The researchers reported that people were most likely to become obese when a friend became obese. That increased a person's chances of becoming obese by 57 percent. It did not even matter if the friend was hundreds of miles away, the influence remained. And the greatest influence of all was between close mutual friends. There, if one became obese, the other had a 171 percent increased chance of becoming obese, too.
Clearly, I need more skinny friends.
Reason No. 3: By the time we get to Christmas, we're in capitulation mode. Any thoughts of dietary sanity are postponed until after Jan. 1. After all, isn't that why we have New Year's resolutions?

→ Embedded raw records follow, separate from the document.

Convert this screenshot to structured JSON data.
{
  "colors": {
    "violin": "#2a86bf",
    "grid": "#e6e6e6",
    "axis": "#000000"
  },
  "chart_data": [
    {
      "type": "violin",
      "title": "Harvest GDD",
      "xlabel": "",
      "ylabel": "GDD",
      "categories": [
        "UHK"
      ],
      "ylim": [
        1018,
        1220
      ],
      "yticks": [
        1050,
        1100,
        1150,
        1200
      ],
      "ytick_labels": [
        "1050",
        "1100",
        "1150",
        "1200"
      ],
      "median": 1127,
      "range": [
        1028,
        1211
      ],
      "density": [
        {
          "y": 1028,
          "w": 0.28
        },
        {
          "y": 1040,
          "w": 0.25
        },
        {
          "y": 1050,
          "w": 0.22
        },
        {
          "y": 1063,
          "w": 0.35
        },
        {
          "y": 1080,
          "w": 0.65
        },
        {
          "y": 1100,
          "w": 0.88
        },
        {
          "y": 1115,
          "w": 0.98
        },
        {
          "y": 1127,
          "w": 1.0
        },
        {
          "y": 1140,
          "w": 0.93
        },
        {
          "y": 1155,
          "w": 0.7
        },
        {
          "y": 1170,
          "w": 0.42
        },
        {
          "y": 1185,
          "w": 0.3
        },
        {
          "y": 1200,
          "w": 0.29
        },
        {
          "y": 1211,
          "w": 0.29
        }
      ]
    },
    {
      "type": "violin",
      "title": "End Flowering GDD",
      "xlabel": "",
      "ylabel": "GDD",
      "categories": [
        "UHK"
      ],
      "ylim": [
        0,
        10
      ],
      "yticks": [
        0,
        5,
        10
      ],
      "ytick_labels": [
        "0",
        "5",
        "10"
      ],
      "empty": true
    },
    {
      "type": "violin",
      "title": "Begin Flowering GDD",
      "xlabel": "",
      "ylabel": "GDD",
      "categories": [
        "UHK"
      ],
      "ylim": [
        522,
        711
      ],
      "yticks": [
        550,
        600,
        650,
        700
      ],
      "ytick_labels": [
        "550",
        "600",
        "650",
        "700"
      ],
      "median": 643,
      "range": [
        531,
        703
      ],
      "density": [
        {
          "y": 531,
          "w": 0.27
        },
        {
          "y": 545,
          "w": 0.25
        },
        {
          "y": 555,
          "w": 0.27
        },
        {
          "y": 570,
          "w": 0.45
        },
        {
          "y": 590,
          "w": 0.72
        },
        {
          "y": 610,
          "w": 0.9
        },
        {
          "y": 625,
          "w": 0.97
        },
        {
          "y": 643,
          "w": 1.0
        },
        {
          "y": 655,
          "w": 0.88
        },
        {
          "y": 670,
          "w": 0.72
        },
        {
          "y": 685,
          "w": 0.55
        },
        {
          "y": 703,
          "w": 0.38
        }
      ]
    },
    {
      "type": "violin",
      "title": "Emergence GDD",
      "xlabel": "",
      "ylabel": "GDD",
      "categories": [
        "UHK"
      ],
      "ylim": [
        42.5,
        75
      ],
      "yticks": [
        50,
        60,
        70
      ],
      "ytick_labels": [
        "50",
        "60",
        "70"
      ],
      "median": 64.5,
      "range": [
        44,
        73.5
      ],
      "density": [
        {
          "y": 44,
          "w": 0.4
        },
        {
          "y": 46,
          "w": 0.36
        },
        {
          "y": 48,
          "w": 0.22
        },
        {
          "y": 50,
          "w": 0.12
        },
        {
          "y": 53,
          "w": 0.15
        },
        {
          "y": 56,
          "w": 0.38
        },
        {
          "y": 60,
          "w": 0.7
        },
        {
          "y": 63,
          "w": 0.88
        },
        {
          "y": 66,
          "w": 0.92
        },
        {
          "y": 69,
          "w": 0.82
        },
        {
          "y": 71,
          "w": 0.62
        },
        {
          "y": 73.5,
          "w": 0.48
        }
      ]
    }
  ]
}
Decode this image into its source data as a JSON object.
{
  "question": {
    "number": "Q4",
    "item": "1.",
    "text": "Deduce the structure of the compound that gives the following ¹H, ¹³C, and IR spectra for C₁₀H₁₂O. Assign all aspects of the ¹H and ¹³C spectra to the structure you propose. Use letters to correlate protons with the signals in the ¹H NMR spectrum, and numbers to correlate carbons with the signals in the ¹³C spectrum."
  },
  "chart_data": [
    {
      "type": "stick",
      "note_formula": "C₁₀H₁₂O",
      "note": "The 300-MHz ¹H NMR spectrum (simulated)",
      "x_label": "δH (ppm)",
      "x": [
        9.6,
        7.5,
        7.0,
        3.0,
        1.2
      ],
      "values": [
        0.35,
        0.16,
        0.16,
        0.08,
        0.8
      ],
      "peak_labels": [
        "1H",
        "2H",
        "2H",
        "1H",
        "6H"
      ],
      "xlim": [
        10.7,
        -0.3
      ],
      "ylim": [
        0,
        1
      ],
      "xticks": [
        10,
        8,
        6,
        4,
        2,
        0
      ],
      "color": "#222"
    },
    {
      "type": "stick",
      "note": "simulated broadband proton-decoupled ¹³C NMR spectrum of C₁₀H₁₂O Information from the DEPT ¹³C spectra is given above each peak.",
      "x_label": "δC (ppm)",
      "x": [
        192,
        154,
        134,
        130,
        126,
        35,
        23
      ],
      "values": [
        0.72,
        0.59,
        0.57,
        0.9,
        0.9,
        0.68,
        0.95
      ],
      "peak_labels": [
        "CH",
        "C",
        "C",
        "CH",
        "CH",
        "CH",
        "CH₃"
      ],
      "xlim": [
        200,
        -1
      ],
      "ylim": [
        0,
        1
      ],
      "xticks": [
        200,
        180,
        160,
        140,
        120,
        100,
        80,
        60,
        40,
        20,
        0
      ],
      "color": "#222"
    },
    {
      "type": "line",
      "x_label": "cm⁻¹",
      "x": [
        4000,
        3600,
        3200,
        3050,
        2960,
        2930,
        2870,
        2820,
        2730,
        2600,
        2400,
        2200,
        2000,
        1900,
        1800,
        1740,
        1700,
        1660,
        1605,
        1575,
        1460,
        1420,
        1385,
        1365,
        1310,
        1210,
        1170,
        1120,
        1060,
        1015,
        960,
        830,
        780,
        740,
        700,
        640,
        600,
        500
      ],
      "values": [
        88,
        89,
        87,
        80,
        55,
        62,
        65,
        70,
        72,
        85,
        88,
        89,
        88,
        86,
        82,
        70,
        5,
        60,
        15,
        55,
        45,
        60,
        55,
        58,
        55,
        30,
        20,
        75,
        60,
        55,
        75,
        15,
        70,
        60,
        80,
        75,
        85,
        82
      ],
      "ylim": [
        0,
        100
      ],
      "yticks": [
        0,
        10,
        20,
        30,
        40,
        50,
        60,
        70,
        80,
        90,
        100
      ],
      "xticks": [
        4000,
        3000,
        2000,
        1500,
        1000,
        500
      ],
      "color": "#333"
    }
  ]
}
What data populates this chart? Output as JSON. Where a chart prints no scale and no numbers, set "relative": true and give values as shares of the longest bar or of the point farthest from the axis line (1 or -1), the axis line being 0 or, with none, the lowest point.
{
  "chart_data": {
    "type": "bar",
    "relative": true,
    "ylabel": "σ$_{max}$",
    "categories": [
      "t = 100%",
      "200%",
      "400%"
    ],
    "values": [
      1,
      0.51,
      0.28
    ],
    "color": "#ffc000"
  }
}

I did read one helpful hint about how to survive holiday feasting:
Simply tie a piece of string around your waist before the meal - under your clothes. It shouldn't be too tight. You should be able to get a fist between it and you. When it starts to draw blood, you should probably stop eating.
Reason No. 4: I love to eat. I also believe that if you eat something and no one sees you eat it, it has no calories.
So how to drop a few pounds?
Well, there's the Evo Diet. As part of an experiment for BBC-TV, a group of volunteers set up a tent in a zoo - and ate like the apes for 12 days. A nutritionist devised a "three-day rotating menu of fruit, vegetables, nuts and honey."
The results were impressive: Cholesterol dropped an average of 23 percent. Blood pressure fell from a level of 140/83 to 122/76. An unintended side effect was weight loss: 9.7 pounds.
The bad news is that you have an unsaitable desire to live in a tee.
Then there's the cabbage soup diet, the chocolate diet, the lemonade diet, the chicken soup diet and the Russian air force diet (guaranteed to help you lose the Cold War), all of which can be found on the Internet.
You've got to be careful, however. Prolonged dieting can lead to depression, reduced sex drive, fatigue, irritability, sinus problems, muscle atrophy and bloodshot eyes. Come to think of it, you can develop those same symptoms with prolonged exposure to journalism.
On second thought, I think I'll just exercise more and eat less, secure in the knowledge that the National Institutes of Health says that the commonly recommended program of reduced caloric intake along with increased physical activity has a long-term failure rate of 90-95percent.
Or, as Jackie Gleason once said: "The second day of a diet is always easier than the first. By the second day, you're off it."